だが、ブレットに愛される歓喜を知ってしまっては、離れ離れにされることに耐えられないだろう。
そう素直に言えればいくらかマシなのだろうか。
「そんな複雑そうなカオしなくても、リーダーは俺と幸せになります!大丈夫!心配しないで!」
エッジがブレットの肩をぐいと抱き寄せた。
「こら、エッジ」
ブレットはそうは言うものの、嫌がってはいない。
ああ、取られてしまう。
シュミットは切なさで胸をいっぱいにしながら、
「……案外、お似合いだな。エッジと」
と無理矢理笑って見せた。
「嬉しくないな」
ブレットは溜息をつき、エッジは
「俺は嬉しいけど?」
とブレットの肩に頭を凭せ掛ける。
いつもこんな風にじゃれているのだろうな、とシュミットは思い、そして苦しさのあまり、もうブレットのことを考えるのを放棄した。
「料理を頂こうかな」
「ああ、たくさん食べてくれ」
「ありがとう」
勧められるままに、色々食べたような気はするが、何の味もしなくて何の満足感もなかった。

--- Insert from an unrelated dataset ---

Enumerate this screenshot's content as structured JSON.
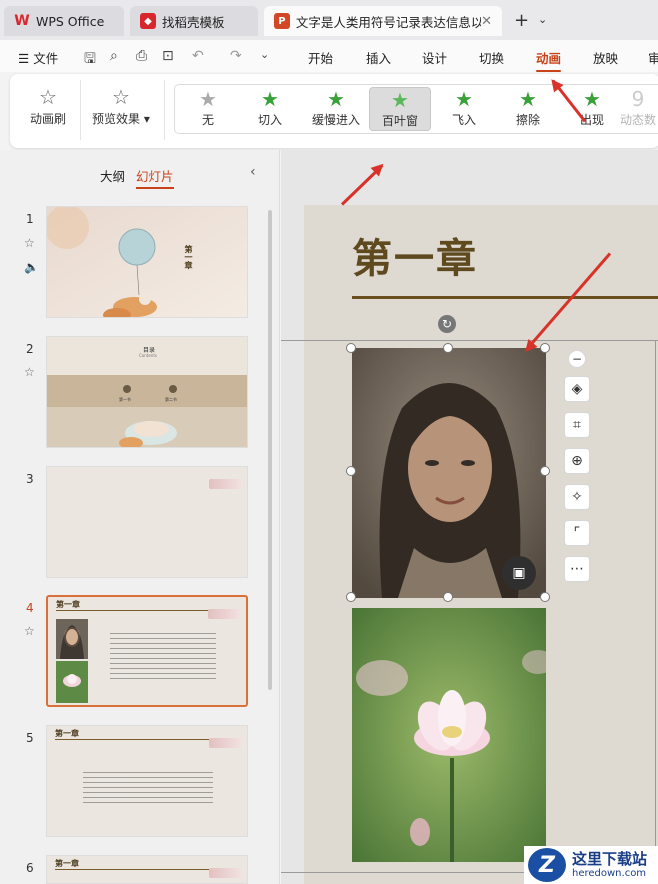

その後、どのようにパーティーがお開きとなったのか………もはや、シュミットは覚えていない。
心ここに在らずな時間を過ごし、逃げるようにして宿舎の自室に帰った。
「お帰りなさい、シュミット」
エーリッヒに出迎えられ、シュミットはやっと息が出来たような気がした。
「エーリッヒ………私は…どうしたら、」
「え?……何かあったんですか」
険しくなるエーリッヒの表情。
自分をいつだって大切にしてくれているエーリッヒ。
彼に心配をかけるのは心苦しい。
だけど、心に秘めておくのはあまりに苦しくて。
シュミットは、エーリッヒに抱きしめられながら、ほろほろと涙を零し経緯を話した。
「……つまり、あなたは、まだブレットと付き合う覚悟がないんですね」
「ああ。意気地のないことで、情けないよ」
泣くシュミットの背中を優しく撫でながら、エーリッヒは全てを受け止めてくれた。
エーリッヒに抱きしめられるのはこんなにも簡単なのに、何故自分はブレットに臆したのか…………苦い後悔が、シュミットの胸に拡がった。
自分に「振られた」時のブレットの顔を思い出して、シュミットはエーリッヒに縋ってまた泣いた。